Der Ölpreis eilt von Rekord zu Rekord. Am Donnerstag kostete US-Leichtöl erstmals mehr als 135 Dollar je Fass. Experten nennen eine ganze Reihe von Gründen. Im Folgenden die wichtigsten Erklärungen für den rasanten Anstieg.

Opec will nicht mehr Öl fördern

Ein Drittel des Erdöls weltweit kommt von Mitgliedern des Ölkartells Opec. Die Organisation Erdöl exportierender Länder hat damit einen großen Einfluss auf den Ölpreis. Wenn sie ihr Angebot verknappt, steigt der Preis. Ein größeres Angebot könnte den Preis drücken. Ein Opec-Vertreter erklärte in dieser Woche jedoch in Reaktion auf den neuen Rekordpreis am Mittwoch prompt, das Kartell sehe derzeit keinen Handlungsbedarf.

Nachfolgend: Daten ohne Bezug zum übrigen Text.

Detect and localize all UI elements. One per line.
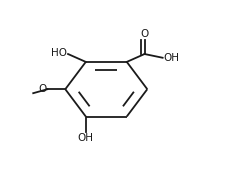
Text: OH: OH [77, 133, 93, 143]
Text: HO: HO [51, 48, 67, 58]
Text: O: O [140, 28, 148, 38]
Text: O: O [38, 84, 46, 94]
Text: OH: OH [163, 53, 179, 63]
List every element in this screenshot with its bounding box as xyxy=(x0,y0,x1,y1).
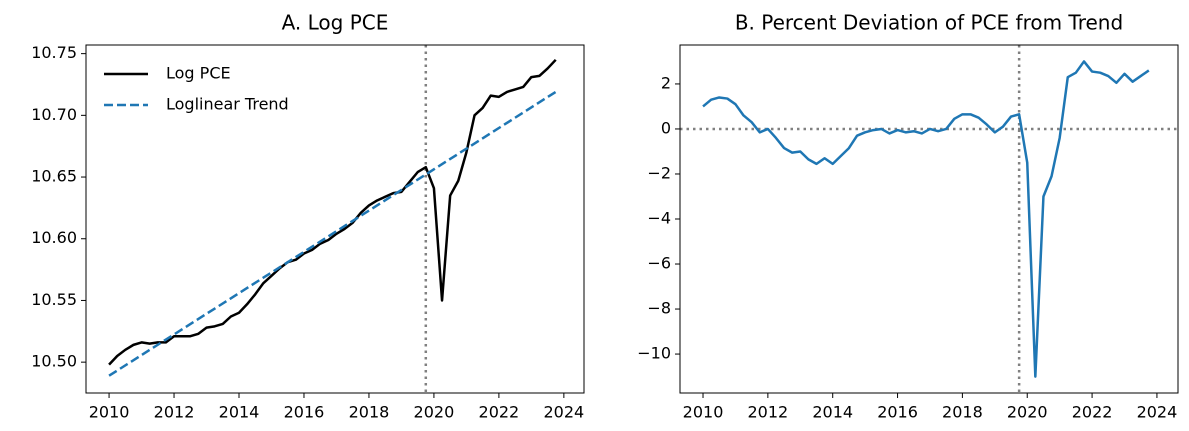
chart-title: B. Percent Deviation of PCE from Trend xyxy=(735,11,1123,35)
x-tick-label: 2020 xyxy=(414,403,455,422)
x-tick-label: 2022 xyxy=(479,403,520,422)
x-tick-label: 2020 xyxy=(1007,403,1048,422)
y-tick-label: −6 xyxy=(647,254,671,273)
legend-label: Log PCE xyxy=(166,64,231,83)
data-line xyxy=(108,90,557,377)
y-tick-label: 10.70 xyxy=(31,105,77,124)
x-tick-label: 2024 xyxy=(1137,403,1178,422)
y-tick-label: −10 xyxy=(637,344,671,363)
x-tick-label: 2024 xyxy=(543,403,584,422)
plot-frame xyxy=(679,44,1179,394)
data-line xyxy=(108,58,557,366)
x-tick-label: 2012 xyxy=(748,403,789,422)
y-tick-label: 10.50 xyxy=(31,352,77,371)
y-tick-label: 10.55 xyxy=(31,290,77,309)
x-tick-label: 2018 xyxy=(942,403,983,422)
x-tick-label: 2018 xyxy=(349,403,390,422)
plot-frame xyxy=(85,44,585,394)
x-tick-label: 2012 xyxy=(154,403,195,422)
chart-title: A. Log PCE xyxy=(282,11,389,35)
x-tick-label: 2022 xyxy=(1072,403,1113,422)
y-tick-label: −8 xyxy=(647,299,671,318)
x-tick-label: 2016 xyxy=(877,403,918,422)
y-tick-label: −4 xyxy=(647,209,671,228)
y-tick-label: −2 xyxy=(647,163,671,182)
x-tick-label: 2014 xyxy=(812,403,853,422)
y-tick-label: 10.65 xyxy=(31,167,77,186)
y-tick-label: 10.75 xyxy=(31,43,77,62)
legend-label: Loglinear Trend xyxy=(166,95,289,114)
y-tick-label: 0 xyxy=(661,118,671,137)
x-tick-label: 2016 xyxy=(284,403,325,422)
x-tick-label: 2010 xyxy=(89,403,130,422)
y-tick-label: 10.60 xyxy=(31,228,77,247)
data-line xyxy=(702,60,1150,378)
y-tick-label: 2 xyxy=(661,73,671,92)
x-tick-label: 2014 xyxy=(219,403,260,422)
x-tick-label: 2010 xyxy=(683,403,724,422)
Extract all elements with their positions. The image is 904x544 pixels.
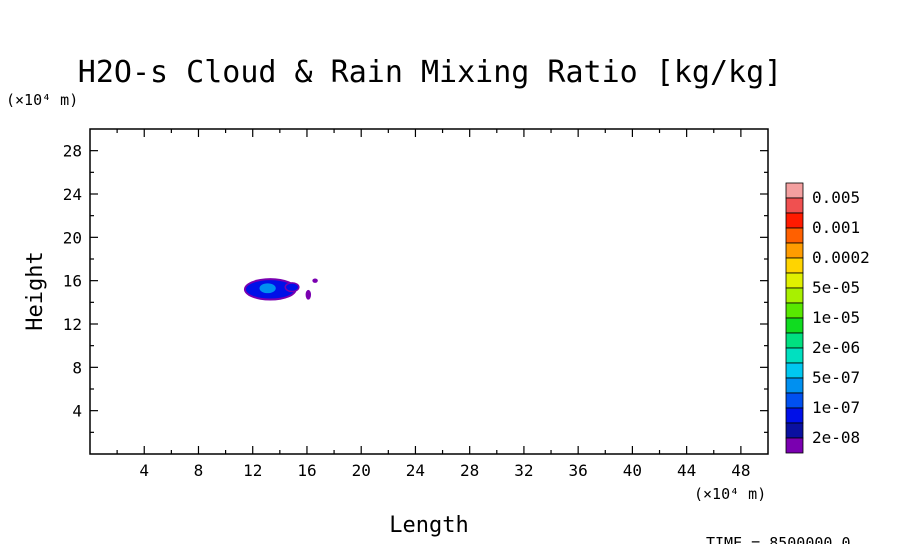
colorbar-swatch: [785, 212, 804, 229]
x-tick-label: 8: [194, 461, 204, 480]
colorbar-swatch: [785, 437, 804, 454]
y-tick-label: 16: [63, 272, 82, 291]
y-axis-unit: (×10⁴ m): [6, 91, 78, 109]
colorbar-swatch: [785, 257, 804, 274]
cloud-small-cell: [312, 278, 318, 283]
cloud-lobe: [284, 282, 300, 293]
y-tick-label: 24: [63, 185, 82, 204]
x-axis-label: Length: [389, 513, 468, 538]
colorbar-swatch: [785, 347, 804, 364]
colorbar-swatch: [785, 242, 804, 259]
time-footer: TIME = 8500000.0: [706, 534, 851, 544]
cloud-small-cell: [305, 289, 312, 300]
colorbar-label: 1e-05: [812, 308, 860, 327]
colorbar-swatch: [785, 332, 804, 349]
x-tick-label: 44: [677, 461, 696, 480]
colorbar-swatch: [785, 227, 804, 244]
plot-area: [89, 128, 769, 455]
cloud-field: [243, 278, 318, 301]
y-tick-label: 4: [72, 402, 82, 421]
y-tick-label: 20: [63, 228, 82, 247]
x-tick-label: 4: [139, 461, 149, 480]
colorbar-swatch: [785, 407, 804, 424]
y-tick-label: 8: [72, 358, 82, 377]
colorbar-label: 5e-05: [812, 278, 860, 297]
x-tick-label: 16: [297, 461, 316, 480]
colorbar-swatch: [785, 197, 804, 214]
colorbar-swatch: [785, 317, 804, 334]
y-tick-label: 12: [63, 315, 82, 334]
colorbar-swatch: [785, 287, 804, 304]
colorbar-swatch: [785, 302, 804, 319]
x-axis-unit: (×10⁴ m): [694, 485, 766, 503]
x-tick-label: 28: [460, 461, 479, 480]
colorbar-swatch: [785, 362, 804, 379]
x-tick-label: 40: [623, 461, 642, 480]
colorbar-label: 2e-06: [812, 338, 860, 357]
colorbar-label: 5e-07: [812, 368, 860, 387]
x-tick-label: 20: [352, 461, 371, 480]
chart-title: H2O-s Cloud & Rain Mixing Ratio [kg/kg]: [78, 55, 782, 90]
colorbar: 0.005 0.001 0.0002 5e-05 1e-05 2e-06 5e-07 1e-0…: [785, 182, 870, 454]
x-tick-label: 24: [406, 461, 425, 480]
x-tick-label: 12: [243, 461, 262, 480]
y-tick-label: 28: [63, 142, 82, 161]
x-tick-label: 32: [514, 461, 533, 480]
colorbar-label: 0.0002: [812, 248, 870, 267]
colorbar-swatch: [785, 392, 804, 409]
colorbar-swatch: [785, 422, 804, 439]
cloud-core: [259, 283, 276, 294]
x-tick-label: 36: [569, 461, 588, 480]
colorbar-label: 0.001: [812, 218, 860, 237]
colorbar-label: 2e-08: [812, 428, 860, 447]
colorbar-swatch: [785, 272, 804, 289]
colorbar-label: 0.005: [812, 188, 860, 207]
x-tick-label: 48: [731, 461, 750, 480]
colorbar-swatch: [785, 377, 804, 394]
colorbar-swatch: [785, 182, 804, 199]
y-axis-label: Height: [23, 251, 48, 330]
colorbar-label: 1e-07: [812, 398, 860, 417]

Ein zu hoher Ölpreis ist der OPEC aber auch nicht recht, denn dies könnte die Weltwirtschaft belasten, den Öl-Durst reduzieren und damit längerfristig den Ölpreis dämpfen.

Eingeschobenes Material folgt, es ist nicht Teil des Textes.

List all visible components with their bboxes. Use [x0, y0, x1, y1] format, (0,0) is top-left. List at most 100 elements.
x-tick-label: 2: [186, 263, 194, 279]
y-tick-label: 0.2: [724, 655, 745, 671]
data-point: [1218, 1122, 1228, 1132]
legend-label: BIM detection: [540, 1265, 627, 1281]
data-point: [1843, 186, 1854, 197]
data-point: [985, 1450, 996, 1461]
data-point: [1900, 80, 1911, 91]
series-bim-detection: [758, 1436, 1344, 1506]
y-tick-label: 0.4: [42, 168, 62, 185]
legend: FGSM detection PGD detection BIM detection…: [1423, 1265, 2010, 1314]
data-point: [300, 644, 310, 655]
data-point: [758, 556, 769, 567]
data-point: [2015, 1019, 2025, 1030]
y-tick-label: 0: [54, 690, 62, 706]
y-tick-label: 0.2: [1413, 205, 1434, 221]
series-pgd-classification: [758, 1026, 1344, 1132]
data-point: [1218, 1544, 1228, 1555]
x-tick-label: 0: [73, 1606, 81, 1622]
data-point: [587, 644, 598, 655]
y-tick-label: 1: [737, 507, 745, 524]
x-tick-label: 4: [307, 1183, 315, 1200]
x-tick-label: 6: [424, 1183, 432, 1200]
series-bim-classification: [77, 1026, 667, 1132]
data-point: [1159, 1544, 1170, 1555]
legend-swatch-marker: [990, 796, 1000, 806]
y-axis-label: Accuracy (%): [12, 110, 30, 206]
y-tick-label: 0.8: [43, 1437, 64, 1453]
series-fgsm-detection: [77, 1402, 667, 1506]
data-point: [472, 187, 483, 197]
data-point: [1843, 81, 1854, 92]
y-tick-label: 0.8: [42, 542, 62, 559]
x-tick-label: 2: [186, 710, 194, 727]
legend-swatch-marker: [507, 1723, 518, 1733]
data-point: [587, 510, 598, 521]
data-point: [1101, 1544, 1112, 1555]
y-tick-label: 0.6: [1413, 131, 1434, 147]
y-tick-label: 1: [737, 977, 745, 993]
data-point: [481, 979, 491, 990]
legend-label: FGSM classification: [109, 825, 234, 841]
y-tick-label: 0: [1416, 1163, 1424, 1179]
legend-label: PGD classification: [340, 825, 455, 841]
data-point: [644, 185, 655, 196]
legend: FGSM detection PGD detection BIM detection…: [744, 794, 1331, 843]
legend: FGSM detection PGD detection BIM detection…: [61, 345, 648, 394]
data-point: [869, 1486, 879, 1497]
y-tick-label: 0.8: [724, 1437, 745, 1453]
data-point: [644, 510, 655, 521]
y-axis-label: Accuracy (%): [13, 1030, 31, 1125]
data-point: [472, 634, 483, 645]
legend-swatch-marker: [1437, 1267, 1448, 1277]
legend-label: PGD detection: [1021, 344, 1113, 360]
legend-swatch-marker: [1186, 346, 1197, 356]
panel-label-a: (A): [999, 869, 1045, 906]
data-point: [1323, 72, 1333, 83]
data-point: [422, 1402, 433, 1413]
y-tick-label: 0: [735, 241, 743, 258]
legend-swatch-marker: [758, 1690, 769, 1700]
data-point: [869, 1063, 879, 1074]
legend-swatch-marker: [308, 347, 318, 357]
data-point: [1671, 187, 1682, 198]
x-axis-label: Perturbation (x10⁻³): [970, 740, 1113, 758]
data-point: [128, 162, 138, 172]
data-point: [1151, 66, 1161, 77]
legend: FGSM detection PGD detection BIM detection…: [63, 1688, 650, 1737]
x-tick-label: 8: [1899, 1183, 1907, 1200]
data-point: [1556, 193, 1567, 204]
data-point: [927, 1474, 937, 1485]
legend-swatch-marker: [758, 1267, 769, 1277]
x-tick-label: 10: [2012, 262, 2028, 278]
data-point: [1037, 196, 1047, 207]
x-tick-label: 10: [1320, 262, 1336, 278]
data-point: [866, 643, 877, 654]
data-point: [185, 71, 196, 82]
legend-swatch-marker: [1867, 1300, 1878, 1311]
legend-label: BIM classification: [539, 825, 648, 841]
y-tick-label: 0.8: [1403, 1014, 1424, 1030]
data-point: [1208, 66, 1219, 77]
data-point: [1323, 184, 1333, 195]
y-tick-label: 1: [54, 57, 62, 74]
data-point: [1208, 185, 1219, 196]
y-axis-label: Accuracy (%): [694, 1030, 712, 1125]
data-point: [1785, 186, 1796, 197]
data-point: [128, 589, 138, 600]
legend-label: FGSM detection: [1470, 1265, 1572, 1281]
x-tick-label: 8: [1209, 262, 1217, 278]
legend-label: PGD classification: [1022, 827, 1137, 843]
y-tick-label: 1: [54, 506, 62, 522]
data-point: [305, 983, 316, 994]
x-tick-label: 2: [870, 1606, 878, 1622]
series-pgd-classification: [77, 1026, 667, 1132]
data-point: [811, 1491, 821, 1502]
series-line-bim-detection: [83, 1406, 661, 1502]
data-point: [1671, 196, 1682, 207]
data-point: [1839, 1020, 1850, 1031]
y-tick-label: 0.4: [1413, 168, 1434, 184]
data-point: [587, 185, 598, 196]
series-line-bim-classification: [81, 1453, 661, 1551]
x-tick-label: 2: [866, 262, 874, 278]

Nachfrage steigt, Spekulanten zocken

Neben einem knappen Angebot sorgt auch die starke Nachfrage nach Erdöl für steigende Preise. Vor allem China und die USA verbrauchen trotz der hohen Preise Jahr für Jahr mehr Öl. Experten führen den Ölpreisanstieg auch auf zunehmende Spekulationsgeschäfte zurück. Diese Geschäfte am Energiemarkt boomen seit Jahren. Vor allem sogenannte Hedge Fonds haben ihr Engagement an den Rohstoffmärkten rasant ausgeweitet und damit die Preise zusätzlich nach oben getrieben. Hinzu kommt, dass immer mehr Investoren Öl als Anlageform sehen, mit der sie sich gegen den fallenden Dollarkurs absichern.

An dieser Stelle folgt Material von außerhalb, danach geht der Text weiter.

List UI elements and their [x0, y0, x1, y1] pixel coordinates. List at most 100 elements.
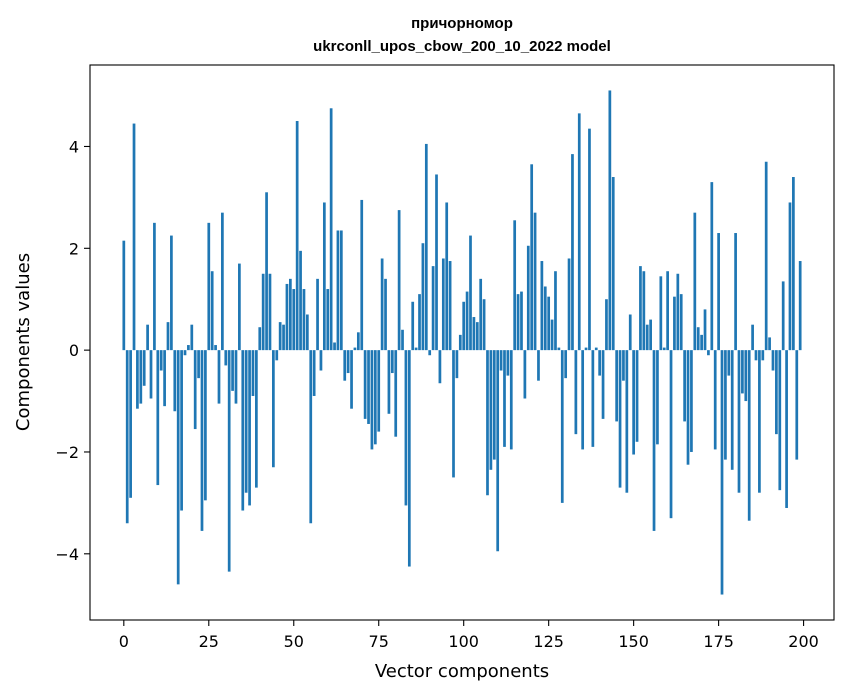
bar-159: [662, 347, 666, 351]
bar-4: [136, 350, 139, 409]
bar-179: [730, 350, 734, 470]
bar-20: [190, 324, 194, 351]
bar-37: [248, 350, 251, 506]
bar-62: [333, 342, 336, 351]
bar-148: [625, 350, 629, 493]
y-tick-label: 4: [69, 137, 79, 156]
bar-197: [792, 177, 795, 351]
bar-34: [238, 263, 241, 351]
x-tick-label: 125: [533, 632, 564, 651]
bar-118: [523, 350, 527, 399]
bar-174: [713, 350, 717, 450]
bar-111: [499, 350, 503, 371]
bar-163: [676, 273, 680, 351]
bar-194: [781, 281, 785, 351]
y-tick-label: −4: [55, 545, 79, 564]
chart-title: причорномор: [411, 15, 513, 32]
bar-50: [292, 289, 296, 351]
bar-33: [234, 350, 238, 404]
bar-31: [227, 350, 231, 572]
bar-1: [125, 350, 129, 524]
bar-106: [482, 299, 486, 351]
bar-169: [696, 327, 700, 351]
bar-83: [404, 350, 408, 506]
bar-73: [370, 350, 374, 450]
bar-9: [153, 222, 156, 351]
bar-116: [516, 294, 520, 351]
bar-48: [285, 283, 289, 351]
x-axis-label: Vector components: [375, 661, 549, 682]
bar-110: [496, 350, 500, 552]
bar-182: [741, 350, 744, 394]
bar-53: [302, 289, 306, 351]
bar-67: [350, 350, 353, 409]
bar-18: [183, 350, 187, 356]
bar-187: [758, 350, 761, 493]
bar-196: [788, 202, 792, 351]
bar-155: [649, 319, 652, 351]
bar-143: [608, 90, 612, 351]
bar-92: [435, 174, 438, 351]
bar-30: [224, 350, 228, 366]
bar-99: [458, 334, 462, 351]
bar-94: [441, 258, 445, 351]
bar-0: [122, 240, 126, 351]
bar-185: [751, 324, 754, 351]
bar-76: [380, 258, 384, 351]
bar-177: [724, 350, 727, 460]
bar-56: [312, 350, 316, 396]
bar-29: [221, 212, 224, 351]
bar-117: [520, 291, 523, 351]
bar-54: [305, 314, 309, 351]
bar-45: [275, 350, 279, 361]
bar-19: [187, 345, 190, 351]
bar-63: [336, 230, 340, 351]
bar-71: [363, 350, 367, 419]
y-axis-ticks: −4 −2 0 2 4: [55, 137, 90, 564]
bar-79: [390, 350, 394, 374]
bar-175: [717, 233, 720, 351]
bar-176: [720, 350, 724, 595]
bar-166: [686, 350, 690, 465]
bar-47: [282, 324, 285, 351]
bar-170: [700, 334, 703, 351]
bar-32: [231, 350, 234, 391]
bar-12: [163, 350, 166, 407]
bar-126: [550, 319, 554, 351]
bar-134: [577, 113, 581, 351]
bar-112: [503, 350, 506, 447]
bar-64: [339, 230, 343, 351]
bar-150: [632, 350, 635, 455]
bar-21: [193, 350, 197, 430]
bar-89: [424, 143, 428, 351]
bar-98: [455, 350, 459, 379]
bar-151: [635, 350, 639, 442]
bar-59: [322, 202, 326, 351]
bar-8: [149, 350, 153, 399]
bar-96: [448, 261, 452, 351]
bar-125: [547, 296, 551, 351]
bar-77: [384, 278, 387, 351]
bar-121: [533, 212, 537, 351]
bar-27: [214, 345, 217, 351]
bar-153: [642, 271, 646, 351]
bar-88: [421, 243, 425, 351]
bar-42: [265, 192, 268, 351]
bar-139: [594, 347, 598, 351]
bar-145: [615, 350, 619, 422]
bar-147: [622, 350, 625, 381]
bar-90: [428, 350, 432, 356]
bar-133: [574, 350, 578, 435]
bar-140: [598, 350, 602, 376]
bar-108: [489, 350, 493, 470]
bar-61: [329, 108, 333, 351]
bar-100: [462, 301, 466, 351]
bar-78: [387, 350, 391, 414]
bar-11: [159, 350, 163, 371]
bar-122: [537, 350, 540, 381]
bar-24: [204, 350, 207, 501]
y-tick-label: 0: [69, 341, 79, 360]
x-tick-label: 100: [448, 632, 479, 651]
bar-130: [564, 350, 568, 379]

Krise in der Golfregion und Nigeria

Der Iran liegt wegen seines umstrittenen Atomprogramms seit langem im Streit mit westlichen Regierungen. Es wird befürchtet, dass diese Konflikte zu Störungen bei Öllieferungen aus dem Land führen. Der Iran ist der viertgrößte Erdölexporteur der Welt. Problematisch sind die Ölexporte auch aus dem Irak: Seit dem Einmarsch von US-Truppen 2003 ist das Liefervolumen deutlich gesunken. Grund dafür sind zahlreiche technische Probleme und Sabotage an den Pipelines. Auch die Öl-Förderung in Nigeria - der achtgrößte Ölexporteur - wird immer wieder durch Angriffe von Rebellen gestört, was das Angebot verknappt und bei steigender Nachfrage den Preis nach oben treibt.

Die Rolle der Währungen

Der auf ein Rekordtief zum Euro gefallene Dollar federt den hohen Ölpreis für die Länder in der Euro-Zone etwas ab, denn Öl wird zumeist in der US-Währung gehandelt. Da der Euro im Vergleich zum Dollar an Wert gewonnen hat, fällt der Ölpreisanstieg - in Euro gerechnet - nicht so deutlich aus wie in Dollar gemessen. Gleichzeitig jedoch trägt der schwache Dollar zum hohen Ölpreis bei, da er die Kaufkraft vieler Länder erhöht, die andere Währungen als den Dollar haben. Vor diesem Hintergrund interpretieren deshalb manche Marktbeobachter den Niedergang des Dollar als Hauptfaktor für die Preisrallye am Ölmarkt.